Background:
A graph is connected if there is a path between all pairs of vertices.
A graph has a cycle if there exists two vertices with an edge between them and a path between them that doesn’t use that edge.
A graph is a tree if it is connected and does not contain a cycle.
If you remove one edge from a cycle, it’s no longer a cycle.
Definition:
The heaviest edge of a cycle is the edge that corresponds to the largest vertex in the cycle and its largest neighbor. To compare two vertices, assume each vertex corresponds to a unique integer.
Question:
Given a connected graph, if we remove the heaviest edges of all cycles, is the result a spanning tree of that graph? Or can the resulting graph be disconnected?
Example:
Vertices: {0,1,2,3}
Edges: {01,02,03,13,23}
There are 3 cycles: 0130 0230 01320
The heavy edges (for each of the 3 cycles, respectively) are: 13 23 23.

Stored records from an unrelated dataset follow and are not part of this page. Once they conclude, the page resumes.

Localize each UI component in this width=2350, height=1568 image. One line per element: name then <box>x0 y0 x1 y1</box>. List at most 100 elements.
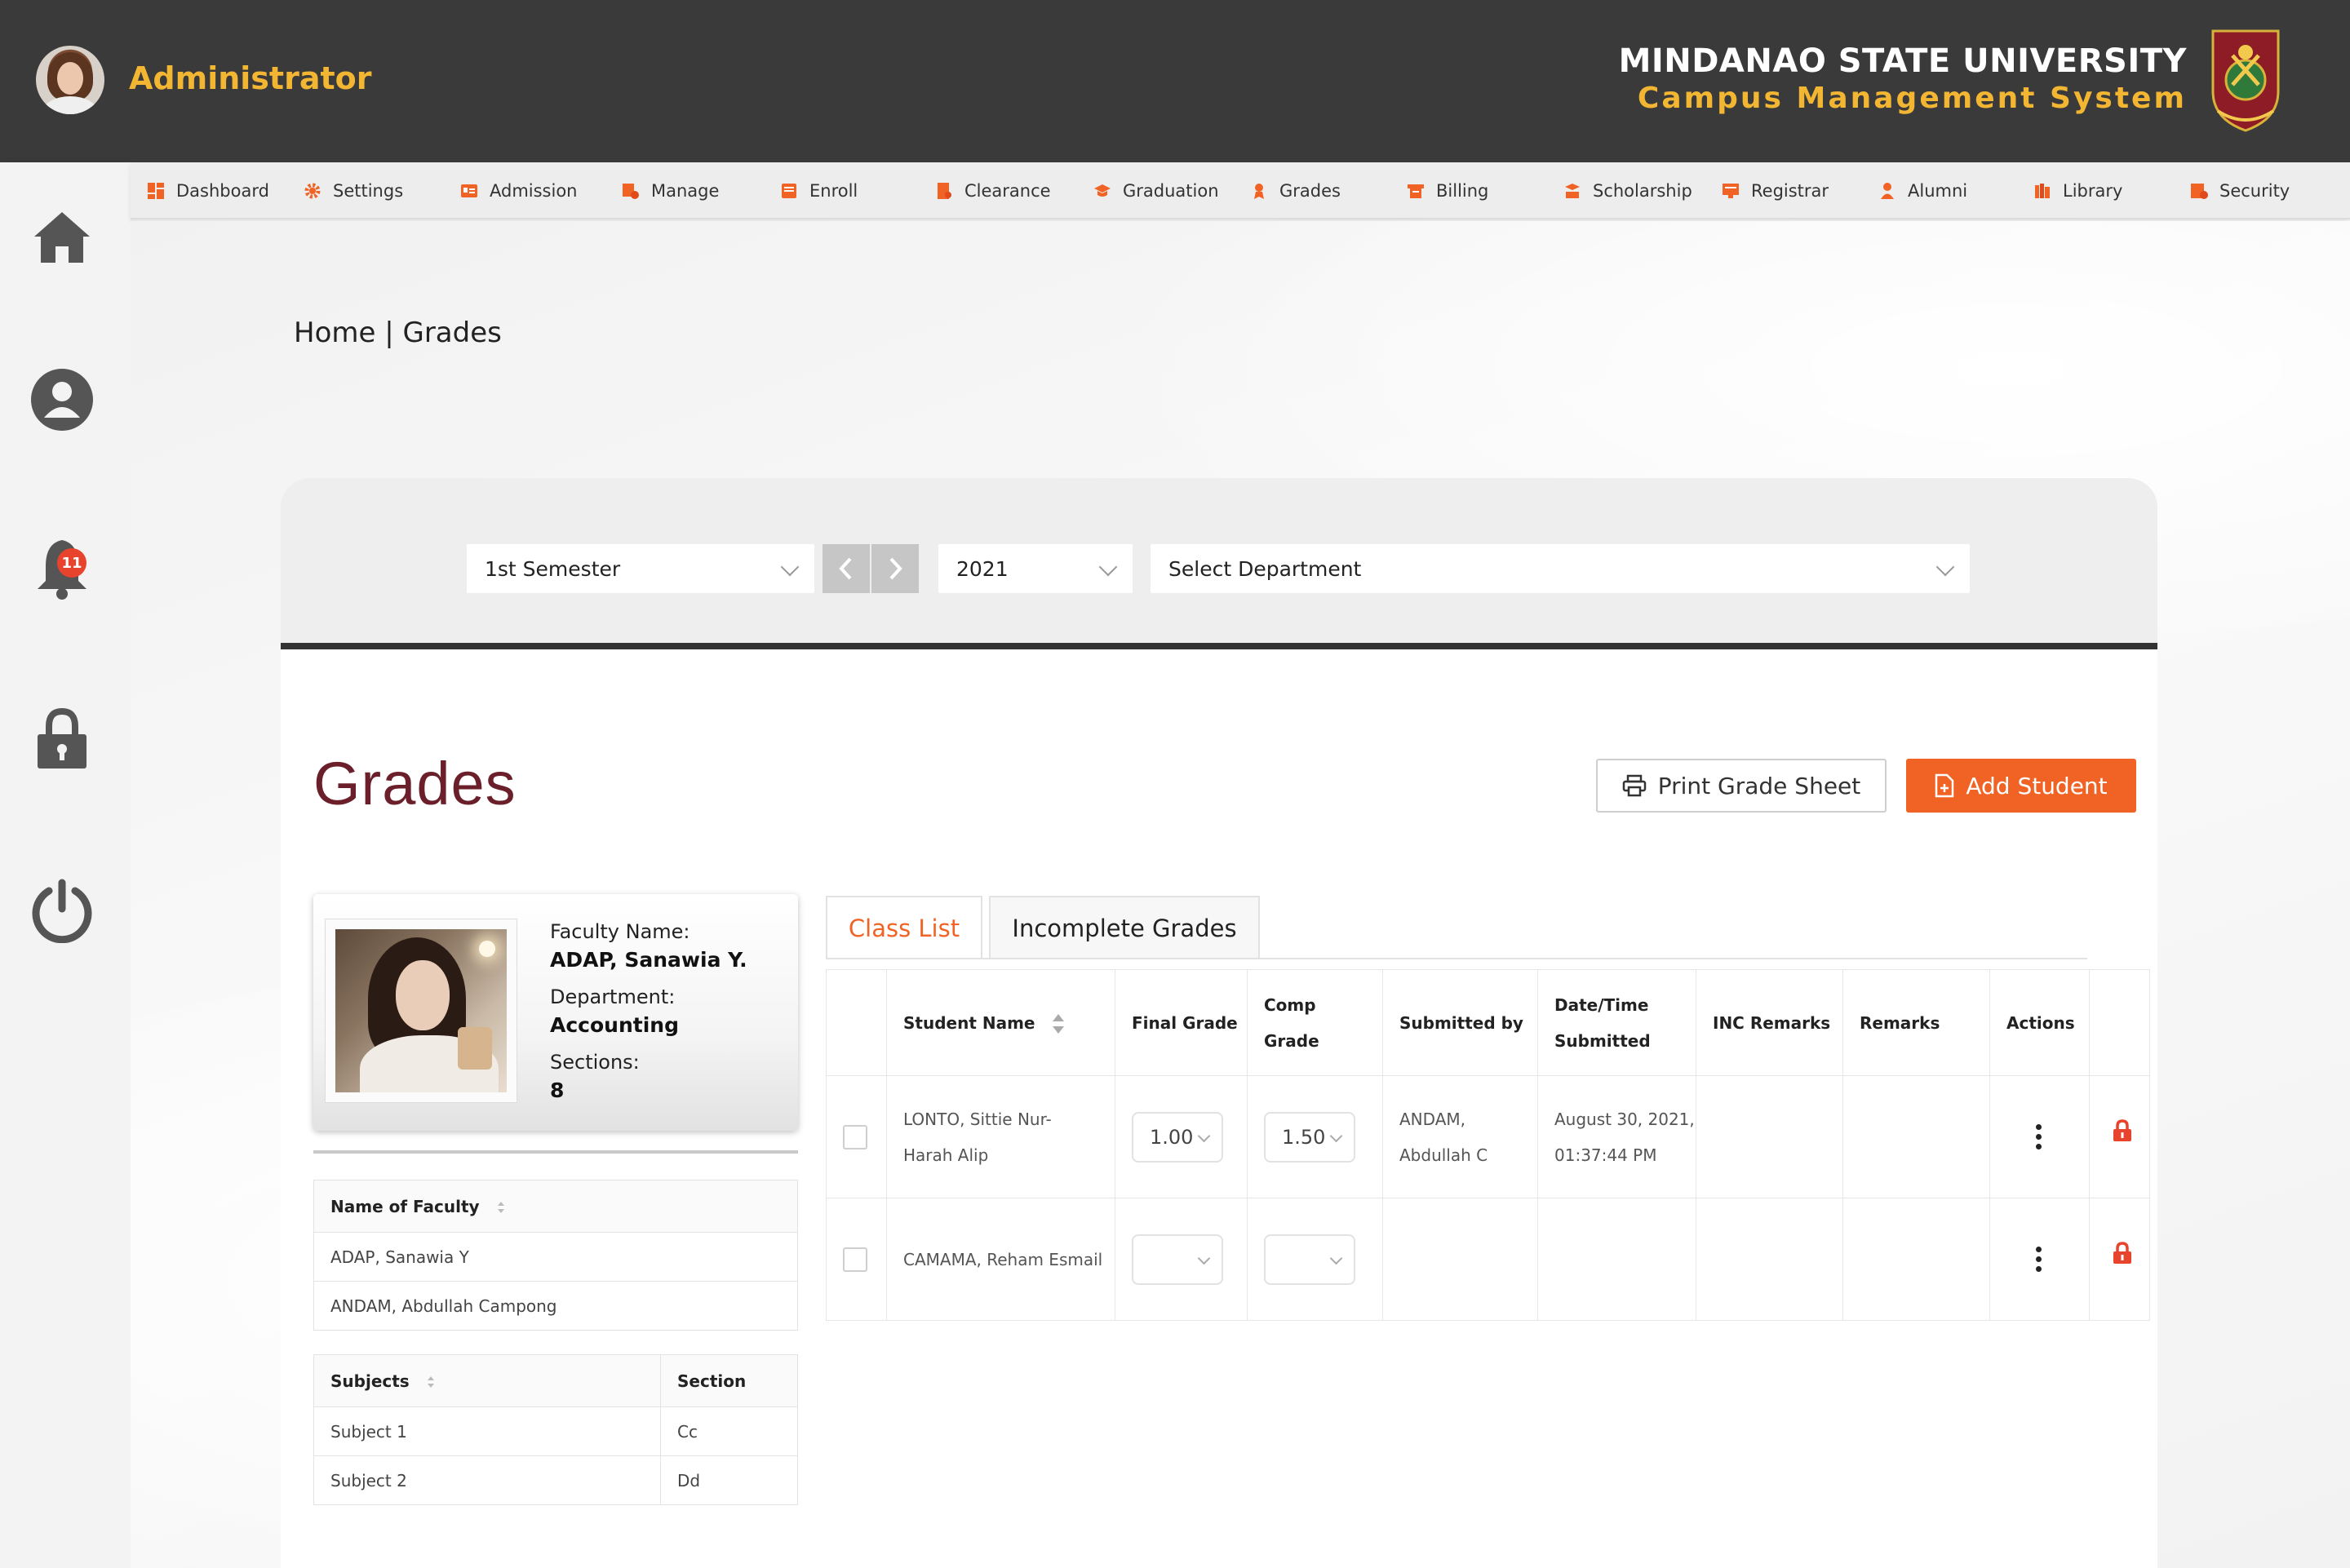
faculty-name-label: Faculty Name: <box>550 920 690 943</box>
column-label: Comp <box>1264 994 1316 1015</box>
submitted-by-cell: ANDAM, Abdullah C <box>1382 1075 1538 1198</box>
semester-select[interactable]: 1st Semester <box>467 544 814 593</box>
column-label: Grade <box>1264 1030 1319 1051</box>
security-icon <box>2191 184 2208 199</box>
final-grade-value: 1.00 <box>1150 1125 1194 1149</box>
grades-icon <box>1254 184 1264 199</box>
menu-item-registrar[interactable]: Registrar <box>1722 162 1829 219</box>
print-grade-sheet-button[interactable]: Print Grade Sheet <box>1596 759 1887 813</box>
inc-remarks-cell <box>1696 1198 1843 1321</box>
menu-item-grades[interactable]: Grades <box>1250 162 1341 219</box>
menu-item-clearance[interactable]: Clearance <box>935 162 1051 219</box>
menu-item-scholarship[interactable]: Scholarship <box>1563 162 1692 219</box>
more-options-icon[interactable] <box>2034 1124 2042 1149</box>
final-grade-select[interactable] <box>1132 1234 1223 1285</box>
datetime-cell <box>1537 1198 1696 1321</box>
column-label: Date/Time <box>1554 994 1649 1015</box>
home-icon[interactable] <box>29 204 95 269</box>
menu-label: Enroll <box>809 181 858 201</box>
table-row[interactable]: Subject 1 Cc <box>313 1406 798 1456</box>
datetime-header: Date/Time Submitted <box>1537 969 1696 1076</box>
section-header: Section <box>660 1354 798 1407</box>
chevron-left-icon <box>839 557 852 580</box>
table-row: CAMAMA, Reham Esmail <box>826 1198 2150 1321</box>
select-column-header <box>826 969 887 1076</box>
subjects-table: Subjects Section Subject 1 Cc Subject 2 … <box>313 1354 798 1505</box>
menu-label: Billing <box>1436 181 1489 201</box>
menu-item-dashboard[interactable]: Dashboard <box>147 162 269 219</box>
chevron-down-icon <box>1098 557 1118 577</box>
more-options-icon[interactable] <box>2034 1247 2042 1272</box>
remarks-header: Remarks <box>1842 969 1990 1076</box>
comp-grade-select[interactable]: 1.50 <box>1264 1111 1355 1163</box>
tab-divider <box>826 958 2087 959</box>
next-button[interactable] <box>871 544 919 593</box>
sort-icon <box>1053 1014 1065 1034</box>
chevron-down-icon <box>780 557 800 577</box>
name-of-faculty-header[interactable]: Name of Faculty <box>313 1180 798 1233</box>
menu-label: Library <box>2063 181 2123 201</box>
university-name: MINDANAO STATE UNIVERSITY <box>1618 42 2187 80</box>
enroll-icon <box>782 184 796 198</box>
final-grade-select[interactable]: 1.00 <box>1132 1111 1223 1163</box>
menu-item-admission[interactable]: Admission <box>460 162 578 219</box>
lock-icon[interactable] <box>29 706 95 772</box>
comp-grade-select[interactable] <box>1264 1234 1355 1285</box>
comp-grade-header: Comp Grade <box>1247 969 1383 1076</box>
column-label: Subjects <box>330 1371 410 1391</box>
power-icon[interactable] <box>29 878 95 943</box>
table-row[interactable]: ANDAM, Abdullah Campong <box>313 1281 798 1331</box>
menu-label: Scholarship <box>1593 181 1692 201</box>
avatar[interactable] <box>36 46 104 114</box>
department-select[interactable]: Select Department <box>1151 544 1970 593</box>
printer-icon <box>1622 774 1646 797</box>
submitter: Abdullah C <box>1399 1145 1488 1165</box>
table-row[interactable]: ADAP, Sanawia Y <box>313 1232 798 1282</box>
faculty-photo <box>325 919 517 1103</box>
profile-icon[interactable] <box>29 367 95 432</box>
scholarship-icon <box>1565 184 1580 198</box>
student-name: Harah Alip <box>903 1145 989 1165</box>
menu-label: Grades <box>1279 181 1341 201</box>
tab-class-list[interactable]: Class List <box>826 896 982 959</box>
breadcrumb: Home | Grades <box>294 317 502 349</box>
graduation-cap-icon <box>1094 184 1111 197</box>
menu-item-graduation[interactable]: Graduation <box>1093 162 1219 219</box>
year-select[interactable]: 2021 <box>938 544 1133 593</box>
chevron-right-icon <box>889 557 902 580</box>
subject-cell: Subject 1 <box>313 1406 661 1456</box>
add-student-button[interactable]: Add Student <box>1906 759 2136 813</box>
final-grade-header: Final Grade <box>1115 969 1248 1076</box>
student-name-header[interactable]: Student Name <box>886 969 1115 1076</box>
faculty-card: Faculty Name: ADAP, Sanawia Y. Departmen… <box>313 894 798 1131</box>
system-name: Campus Management System <box>1637 82 2187 115</box>
sections-value: 8 <box>550 1079 565 1102</box>
menu-label: Alumni <box>1908 181 1968 201</box>
remarks-cell <box>1842 1075 1990 1198</box>
subjects-header[interactable]: Subjects <box>313 1354 661 1407</box>
previous-button[interactable] <box>822 544 870 593</box>
menu-label: Settings <box>333 181 404 201</box>
menu-item-billing[interactable]: Billing <box>1407 162 1488 219</box>
faculty-name: ADAP, Sanawia Y. <box>550 948 747 972</box>
print-button-label: Print Grade Sheet <box>1657 772 1861 800</box>
menu-item-alumni[interactable]: Alumni <box>1878 162 1967 219</box>
menu-item-library[interactable]: Library <box>2033 162 2122 219</box>
chevron-down-icon <box>1329 1129 1343 1142</box>
lock-icon[interactable] <box>2111 1118 2134 1143</box>
lock-icon[interactable] <box>2111 1241 2134 1265</box>
submitted-date: August 30, 2021, <box>1554 1109 1695 1129</box>
menu-item-enroll[interactable]: Enroll <box>780 162 858 219</box>
billing-icon <box>1408 184 1424 198</box>
remarks-cell <box>1842 1198 1990 1321</box>
menu-item-security[interactable]: Security <box>2190 162 2290 219</box>
dashboard-icon <box>148 183 164 199</box>
row-checkbox[interactable] <box>843 1124 867 1149</box>
table-row[interactable]: Subject 2 Dd <box>313 1455 798 1505</box>
menu-item-manage[interactable]: Manage <box>622 162 719 219</box>
sections-label: Sections: <box>550 1051 640 1074</box>
row-checkbox[interactable] <box>843 1247 867 1272</box>
university-seal-logo <box>2211 29 2280 132</box>
tab-incomplete-grades[interactable]: Incomplete Grades <box>989 896 1260 959</box>
menu-item-settings[interactable]: Settings <box>304 162 403 219</box>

Removing the heavy two edges results in the spanning tree with edges: {01 02 03}
Best Answer
It's always a spanning tree.
You probably already noticed this, but for completeness: the resulting graph is acyclic, because every cycle in the original graph has been destroyed. So we need to show that the result is still connected.
Another characterization of connectivity will be useful here: a graph $(V,E)$ is connected if and only if for every nonempty $S \subsetneq V$, there is a crossing edge: an edge between a vertex in $S$ and a vertex in its complement $V \setminus S$. So let's check this for the graph after deletions.
For a given set $S$, because our starting graph was connected, there are some crossing edges. Let $e$ be the lightest of these edges. I claim that the edge $e$ is never deleted, and so there is also a crossing edge in the graph we get at the end.
For $e$ to be deleted, we'd first have to find a cycle containing it. That cycle contains at least one vertex in $S$ and at least one vertex not in $S$. Following that cycle starting from $S$, at some point we leave $S$ - but then we have to come back to $S$ by a different edge. This can happen multiple times, but even if it only happens once, we see that the cycle contains at least two crossing edges: $e$, and some other edge $e'$ (and maybe others).
Since $e$ is the lightest crossing edge, it is in particular lighter than $e'$. So it is not the heaviest edge on this cycle, and will not be deleted when we consider this cycle. The same argument holds for every cycle containing $e$, so the edge $e$ will never be deleted.
In fact, the tree $T$ we get at the end is a minimum spanning tree.
To see this, take any other spanning tree $T'$. Let $e$ be an edge of $T$ not in $T'$. Adding $e$ to $T'$ creates a cycle, and deleting any edge of that cycle would create another spanning tree. Let's add $e$ and delete the heaviest edge of that cycle.
That heaviest edge is definitely not $e$, because $e$ is not the heaviest edge of any cycle. So we added $e$ to $T'$, then deleted an edge heavier than $e$. This means that we've reduced the total weight of $T'$: therefore, $T'$ is not a minimum spanning tree. Since some minimum spanning tree must exist, it can only be $T$.